At first, I found it challenging to do chest exercises when I realized I had muscular dystrophy. At one point, I was doing knee push ups and wall push ups, but the doctors recommended that I avoid these exercises. Eventually, I discovered some machines and rubber band exercises to work my chest. The resistance band chest press was one of the first exercises I introduced to help target my shoulders and chest muscles. This article will explain how to perform the chest press in a few different ways and briefly explain the benefits I have experienced.
#1 Chest Press Variation
The first resistance band chest press variation mimics a traditional chest press with weights, and the information comes from Healthline’s article “A Resistance Band Chest Workout You Can Do Anywhere.” It can involve you lying on your back on the ground, on a roller, or on a bench. You wrap the band under your shoulder blades. Then, you grasp the ends of your bands and start with your elbows bent by your shoulders. Following this, press your arms over your chest, hold for a few seconds and then return to control. You should try for three sets of ten repetitions, but if you cannot do this long, you can stop whenever necessary.
#2 Chest Press Variation
Bodylastics video “HOW TO DO Chest Press with Resistance Bands” shows how to do the second variation of the chest press. This one involves you standing up and attaching a rubber band to a wall or behind a door with the rubber band angled downwards. In the video, he connects the hinge of the rubber band at around knee level. After securing the rubber band, you then grab the handles with your arms parallel to the ground and position one of your legs in front of the other. After you are in place, push the band slightly upwards and try to hold your arms at the top position for a few seconds. It would be best to try these for the repetitions of the previous chest press variation.
#3 Chest Press Variation
Perfect Fitness’ video “Perfect Resistance Band Workout – Chest Press – Day 4 Workout 1” will explain the final variation that I am covering. Instead of attaching the rubber band below you at around knee level, this variation involves attaching it at around shoulder height. Then, hold the resistance band at shoulder level with your arms parallel to the ground and position one of your legs forward. In the video, she changes the legs after a few sets, which you can do if you feel comfortable using both legs. Then, push the rubber band outwards as far as you can, hold for a few seconds, and repeat. You should try these for the same repetition as the previous chest press variation.
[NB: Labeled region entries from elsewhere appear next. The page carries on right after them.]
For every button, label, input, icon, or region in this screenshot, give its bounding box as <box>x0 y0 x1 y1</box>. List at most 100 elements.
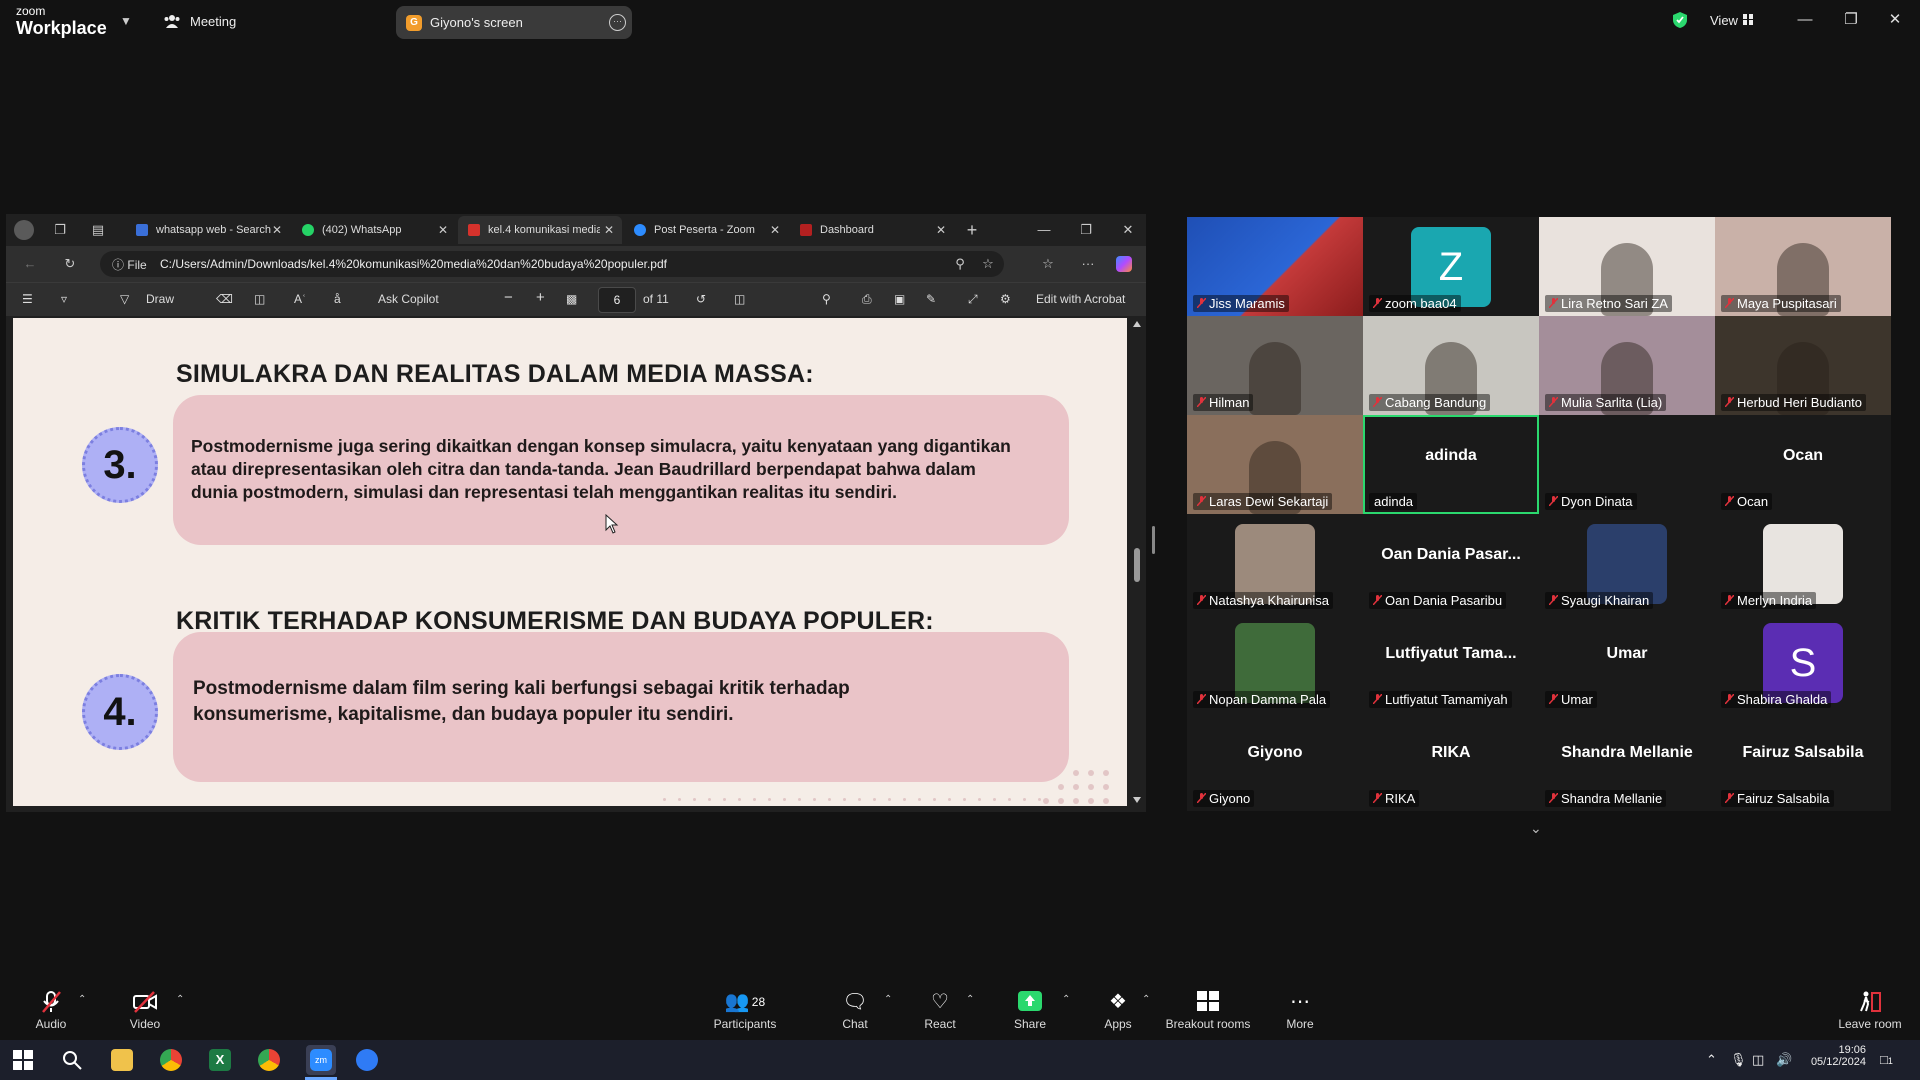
participant-tile[interactable]: Nopan Damma Pala <box>1187 613 1363 712</box>
favorite-star-icon[interactable]: ☆ <box>980 256 996 272</box>
search-icon[interactable]: ⚲ <box>822 292 831 306</box>
site-info[interactable]: ⓘ File <box>112 256 147 273</box>
eraser-icon[interactable]: ⌫ <box>216 292 233 306</box>
contents-icon[interactable]: ☰ <box>22 292 33 306</box>
participant-tile[interactable]: Jiss Maramis <box>1187 217 1363 316</box>
participant-tile[interactable]: S Shabira Ghalda <box>1715 613 1891 712</box>
back-icon[interactable]: ← <box>22 256 38 272</box>
clock[interactable]: 19:06 05/12/2024 <box>1800 1044 1866 1068</box>
ask-copilot-button[interactable]: Ask Copilot <box>378 292 439 306</box>
participant-tile[interactable]: Laras Dewi Sekartaji <box>1187 415 1363 514</box>
close-icon[interactable]: ✕ <box>599 216 614 244</box>
pdf-scrollbar[interactable] <box>1131 318 1143 806</box>
participants-button[interactable]: 👥 28 Participants <box>700 990 790 1031</box>
split-divider-handle[interactable] <box>1152 526 1155 554</box>
edit-with-acrobat-button[interactable]: Edit with Acrobat <box>1036 292 1125 306</box>
participant-tile[interactable]: Herbud Heri Budianto <box>1715 316 1891 415</box>
participant-tile[interactable]: Natashya Khairunisa <box>1187 514 1363 613</box>
zoom-out-button[interactable]: − <box>504 289 513 306</box>
tab-actions-icon[interactable]: ▤ <box>90 222 106 238</box>
participant-tile[interactable]: Zzoom baa04 <box>1363 217 1539 316</box>
chrome-icon[interactable] <box>160 1049 182 1071</box>
app-icon[interactable] <box>356 1049 378 1071</box>
participant-tile[interactable]: Umar Umar <box>1539 613 1715 712</box>
draw-button[interactable]: Draw <box>146 292 174 306</box>
caret-up-icon[interactable]: ⌃ <box>1142 994 1150 1005</box>
meeting-tab-label[interactable]: Meeting <box>190 14 236 29</box>
participant-tile[interactable]: Hilman <box>1187 316 1363 415</box>
participant-tile[interactable]: Fairuz Salsabila Fairuz Salsabila <box>1715 712 1891 811</box>
participant-tile[interactable]: Dyon Dinata <box>1539 415 1715 514</box>
caret-up-icon[interactable]: ⌃ <box>1062 994 1070 1005</box>
minimize-icon[interactable]: — <box>1790 8 1820 32</box>
zoom-out-icon[interactable]: ⚲ <box>952 256 968 272</box>
more-menu-icon[interactable]: ··· <box>1080 256 1096 272</box>
zoom-taskbar-icon[interactable]: zm <box>306 1045 336 1075</box>
participant-tile[interactable]: Shandra Mellanie Shandra Mellanie <box>1539 712 1715 811</box>
refresh-icon[interactable]: ↻ <box>62 256 78 272</box>
draw-icon[interactable]: ▽ <box>120 292 129 306</box>
browser-tab[interactable]: (402) WhatsApp ✕ <box>292 216 456 244</box>
page-view-icon[interactable]: ◫ <box>734 292 745 306</box>
caret-up-icon[interactable]: ⌃ <box>884 994 892 1005</box>
close-icon[interactable]: ✕ <box>770 216 780 244</box>
minimize-icon[interactable]: — <box>1036 222 1052 238</box>
rotate-icon[interactable]: ↺ <box>696 292 706 306</box>
participant-tile[interactable]: adinda adinda <box>1363 415 1539 514</box>
participant-tile[interactable]: Oan Dania Pasar... Oan Dania Pasaribu <box>1363 514 1539 613</box>
participant-tile[interactable]: Syaugi Khairan <box>1539 514 1715 613</box>
microphone-icon[interactable]: 🎙 <box>1730 1052 1747 1068</box>
view-menu-label[interactable]: View <box>1710 13 1738 28</box>
fit-page-icon[interactable]: ▩ <box>566 292 577 306</box>
shared-screen-pill[interactable]: G Giyono's screen ··· <box>396 6 632 39</box>
participant-tile[interactable]: Lutfiyatut Tama... Lutfiyatut Tamamiyah <box>1363 613 1539 712</box>
windows-start-icon[interactable] <box>12 1049 34 1071</box>
fullscreen-icon[interactable]: ⤢ <box>968 292 978 307</box>
gallery-chevron-down-icon[interactable]: ⌄ <box>1530 820 1542 837</box>
close-icon[interactable]: ✕ <box>438 216 448 244</box>
restore-icon[interactable]: ❐ <box>1836 8 1866 32</box>
address-url[interactable]: C:/Users/Admin/Downloads/kel.4%20komunik… <box>160 257 667 271</box>
highlight-icon[interactable]: ▿ <box>61 292 67 306</box>
chevron-down-icon[interactable]: ▼ <box>120 14 132 28</box>
meeting-icon[interactable] <box>163 13 181 29</box>
page-number-input[interactable]: 6 <box>598 287 636 313</box>
translate-icon[interactable]: å <box>334 292 341 306</box>
profile-icon[interactable] <box>14 220 34 240</box>
leave-room-button[interactable]: Leave room <box>1825 990 1915 1031</box>
caret-up-icon[interactable]: ⌃ <box>176 994 184 1005</box>
caret-up-icon[interactable]: ⌃ <box>966 994 974 1005</box>
grid-view-icon[interactable] <box>1743 14 1753 25</box>
caret-up-icon[interactable]: ⌃ <box>78 994 86 1005</box>
restore-icon[interactable]: ❐ <box>1078 222 1094 238</box>
participant-tile[interactable]: Cabang Bandung <box>1363 316 1539 415</box>
address-field[interactable]: ⓘ File C:/Users/Admin/Downloads/kel.4%20… <box>100 251 1004 277</box>
volume-icon[interactable]: 🔊 <box>1776 1052 1792 1068</box>
tray-chevron-icon[interactable]: ⌃ <box>1706 1052 1717 1068</box>
close-icon[interactable]: ✕ <box>936 216 946 244</box>
text-box-icon[interactable]: ◫ <box>254 292 265 306</box>
browser-tab[interactable]: whatsapp web - Search ✕ <box>126 216 290 244</box>
chrome-profile-icon[interactable] <box>258 1049 280 1071</box>
participant-tile[interactable]: Lira Retno Sari ZA <box>1539 217 1715 316</box>
participant-tile[interactable]: RIKA RIKA <box>1363 712 1539 811</box>
new-tab-icon[interactable]: + <box>964 221 980 239</box>
save-icon[interactable]: ▣ <box>894 292 905 306</box>
more-options-icon[interactable]: ··· <box>609 14 626 31</box>
settings-icon[interactable]: ⚙ <box>1000 292 1011 306</box>
search-icon[interactable] <box>61 1049 83 1071</box>
excel-icon[interactable]: X <box>209 1049 231 1071</box>
browser-tab[interactable]: Dashboard ✕ <box>790 216 954 244</box>
file-explorer-icon[interactable] <box>111 1049 133 1071</box>
browser-tab-active[interactable]: kel.4 komunikasi media ✕ <box>458 216 622 244</box>
print-icon[interactable]: ⎙ <box>862 292 872 307</box>
encryption-shield-icon[interactable] <box>1672 11 1688 29</box>
zoom-in-button[interactable]: + <box>536 289 545 306</box>
favorites-icon[interactable]: ☆ <box>1040 256 1056 272</box>
notifications-icon[interactable]: □1 <box>1880 1052 1893 1067</box>
participant-tile[interactable]: Giyono Giyono <box>1187 712 1363 811</box>
browser-tab[interactable]: Post Peserta - Zoom ✕ <box>624 216 788 244</box>
close-icon[interactable]: ✕ <box>1880 8 1910 32</box>
participant-tile[interactable]: Mulia Sarlita (Lia) <box>1539 316 1715 415</box>
close-icon[interactable]: ✕ <box>1120 222 1136 238</box>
Final Insights About The Chess Press Variation
The resistance band chest press is a fantastic exercise to target the chest and works parts of the arm and back. The benefit I witnessed was less fatigue when I was using my arm and an overall strength increase in my upper body. The chest is also essential because it works with your back muscles to help keep your posture better. In addition to this, your chest muscles are larger than most muscles in the body, so improving their strength can help you in various areas of your life, including reading, writing, picking things up, holding objects, and many more. I usually switch up the chest exercises and chest press exercises I do whenever I work them out to introduce variety in my workouts. I would recommend taking the same approach as me. Hopefully, you begin exploring exercises you can do for your body that do not involve using any weight and could significantly damage your body.